Viewpoint: Building patient-physician relationships more important than transactions

The U.S. healthcare system should "radically reorient" around relationships rather than viewing patient care as a series of individual encounters, three physicians said in an Oct. 4 Mayo Clinic Proceedings article. 

The article was co-written by Christine Sinsky, MD, vice president of professional satisfaction at the American Medical Association, Tait Shanafelt, MD, chief physician wellness officer at Palo Alto, Calif-based Stanford Medicine, and Alexandra Ristow, MD, lead primary care physician at Bala Cynwyd, Pa.-based Patina. 

Healthcare has become more transactional, with systems acting as if providers can seamlessly interchange patients, according to the article. This fragmentation of care disregards a patient's medical history, which inconveniences patients, creates more work and research for providers and can be hazardous to care outcomes, the physicians said. 

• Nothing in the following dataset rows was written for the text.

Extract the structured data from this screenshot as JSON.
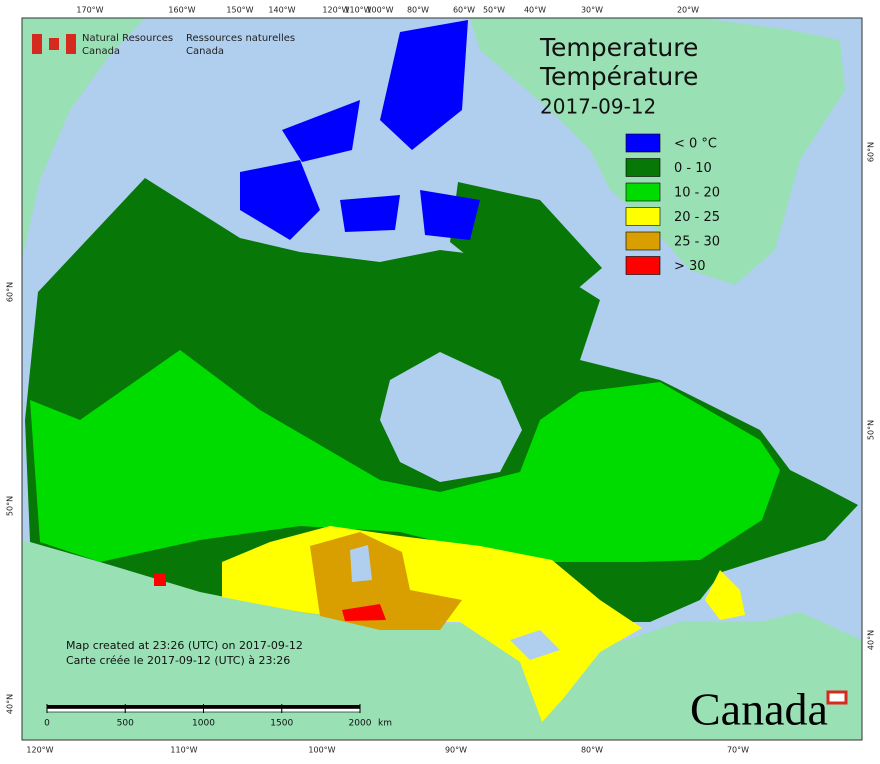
{
  "header": {
    "en_line1": "Natural Resources",
    "en_line2": "Canada",
    "fr_line1": "Ressources naturelles",
    "fr_line2": "Canada"
  },
  "title": {
    "en": "Temperature",
    "fr": "Température",
    "date": "2017-09-12"
  },
  "legend": [
    {
      "label": "< 0 °C",
      "color": "#0000ff"
    },
    {
      "label": "0 - 10",
      "color": "#077707"
    },
    {
      "label": "10 - 20",
      "color": "#00dc00"
    },
    {
      "label": "20 - 25",
      "color": "#ffff00"
    },
    {
      "label": "25 - 30",
      "color": "#d99e00"
    },
    {
      "label": "> 30",
      "color": "#ff0000"
    }
  ],
  "notes": {
    "en": "Map created at 23:26 (UTC) on 2017-09-12",
    "fr": "Carte créée le 2017-09-12 (UTC) à 23:26"
  },
  "scale": {
    "ticks": [
      0,
      500,
      1000,
      1500,
      2000
    ],
    "unit": "km"
  },
  "graticule": {
    "top": [
      "170°W",
      "160°W",
      "150°W",
      "140°W",
      "120°W",
      "110°W",
      "100°W",
      "80°W",
      "60°W",
      "50°W",
      "40°W",
      "30°W",
      "20°W"
    ],
    "bottom": [
      "120°W",
      "110°W",
      "100°W",
      "90°W",
      "80°W",
      "70°W"
    ],
    "left": [
      "60°N",
      "50°N",
      "40°N"
    ],
    "right": [
      "60°N",
      "50°N",
      "40°N"
    ]
  },
  "wordmark": "Canada"
}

"It takes less time and fewer resources to evaluate a patient the physician knows well," the article said, noting that longitudinal relationships can decrease physician burnout. 

Further, receiving care from the same physician — especially in specialities that lend to longitudinal relationships such as neurology, oncology, psychiatry and primary care — has been associated with improved diagnostic accuracy, care coordination and patient satisfaction, fewer emergency room visits, hospital admissions and readmissions, lower costs and reduced mortality, the physicians wrote. 

The physicians proposed several strategies for health systems looking to refocus on relationships. 

Five of their suggestions: 

  • Maximize team stability by pairing the same nurse and medical assistant with the same physician each shift. 
  • Give the care team more control over scheduling, including start/stop times and visit durations. 
  • Design more "human" EHRs: For example, replace chemical names of medications and other "clutter" with patients' photographs. 
  • Support team communication through short "huddles" and "check-ins." 
  • Remove the "sludge" of unnecessary documentation and signatures to give physicians more time for visits.